Coinage and royal administration in early twelfth-century England, c1135-1154

Lead Research Organisation: University of East Anglia
Department Name: History

Abstract

In collaboration with the British Museum, UEA appointed Arrun to undertake research in the coinage of early twelfth-century England, treating the material very much as a source for English political history in the period.

Although the study of coinage has been integrated with some success into mainstream Anglo-Saxon and early Norman history, there has been no sustained attempt to integrate the twelfth-century coinage into the historical narrative. This studentship aims to address that lacuna by examining the evidence of the coinage and historical texts in parallel. Using new historical thinking, and a novel, interdisciplinary approach which incorporates numismatic evidence in a way not yet done, the project seeks to challenge the accepted orthodoxy concerning the changes to the coinage in this period.

The reign of King Stephen (1135-54) has been represented as one where royal authority broke down, and evidence from the coinage used to bolster that argument.
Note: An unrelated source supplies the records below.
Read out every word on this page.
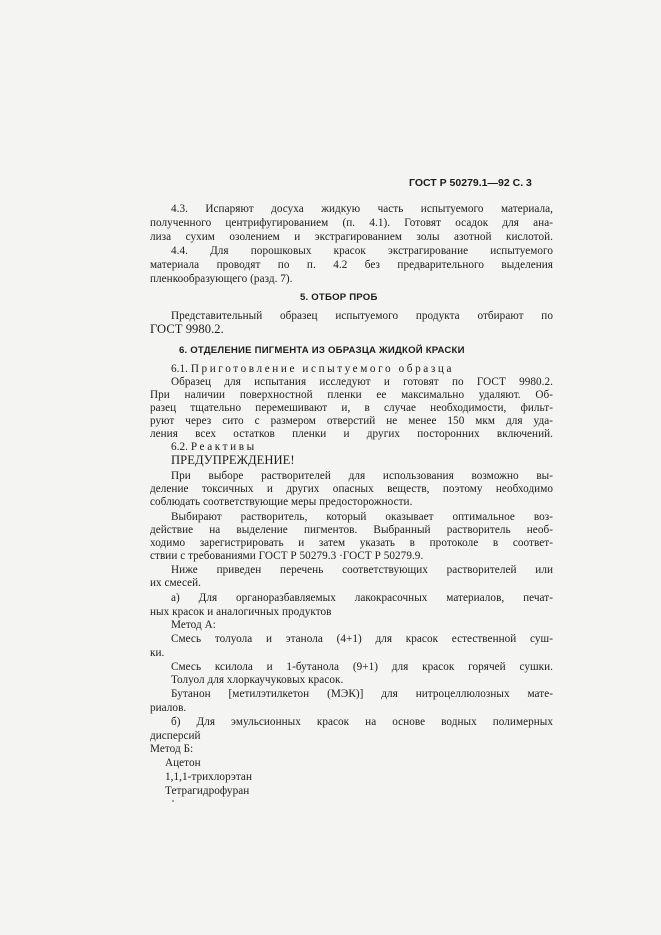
ГОСТ Р 50279.1—92 С. 3
4.3. Испаряют досуха жидкую часть испытуемого материала,
полученного центрифугированием (п. 4.1). Готовят осадок для ана-
лиза сухим озолением и экстрагированием золы азотной кислотой.
4.4. Для порошковых красок экстрагирование испытуемого
материала проводят по п. 4.2 без предварительного выделения
пленкообразующего (разд. 7).
5. ОТБОР ПРОБ
Представительный образец испытуемого продукта отбирают по
ГОСТ 9980.2.
6. ОТДЕЛЕНИЕ ПИГМЕНТА ИЗ ОБРАЗЦА ЖИДКОЙ КРАСКИ
6.1. Приготовление испытуемого образца
Образец для испытания исследуют и готовят по ГОСТ 9980.2.
При наличии поверхностной пленки ее максимально удаляют. Об-
разец тщательно перемешивают и, в случае необходимости, фильт-
руют через сито с размером отверстий не менее 150 мкм для уда-
ления всех остатков пленки и других посторонних включений.
6.2. Реактивы
ПРЕДУПРЕЖДЕНИЕ!
При выборе растворителей для использования возможно вы-
деление токсичных и других опасных веществ, поэтому необходимо
соблюдать соответствующие меры предосторожности.
Выбирают растворитель, который оказывает оптимальное воз-
действие на выделение пигментов. Выбранный растворитель необ-
ходимо зарегистрировать и затем указать в протоколе в соответ-
ствии с требованиями ГОСТ Р 50279.3 ·ГОСТ Р 50279.9.
Ниже приведен перечень соответствующих растворителей или
их смесей.
а) Для органоразбавляемых лакокрасочных материалов, печат-
ных красок и аналогичных продуктов
Метод А:
Смесь толуола и этанола (4+1) для красок естественной суш-
ки.
Смесь ксилола и 1-бутанола (9+1) для красок горячей сушки.
Толуол для хлоркаучуковых красок.
Бутанон [метилэтилкетон (МЭК)] для нитроцеллюлозных мате-
риалов.
б) Для эмульсионных красок на основе водных полимерных
дисперсий
Метод Б:
Ацетон
1,1,1-трихлорэтан
Тетрагидрофуран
But the change to the coinage in Stephen's reign could, in fact, represent the importation of continental norms of coin production rather than the 'breakdown' of English society. This interpretation would fit with work showing that this main debt-collecting agency of the crown did not simply cease to work, but that its records were deliberately destroyed after 1154. We can thus begin to understand that our interpretation of the reign of Stephen is conditioned by the survival of written sources. With coins, however, new caches of 'documents' have been found to challenge a picture created by what the successors of Stephen chose to record, which provides this opportunity for an imaginative rethinking of the historical evidence.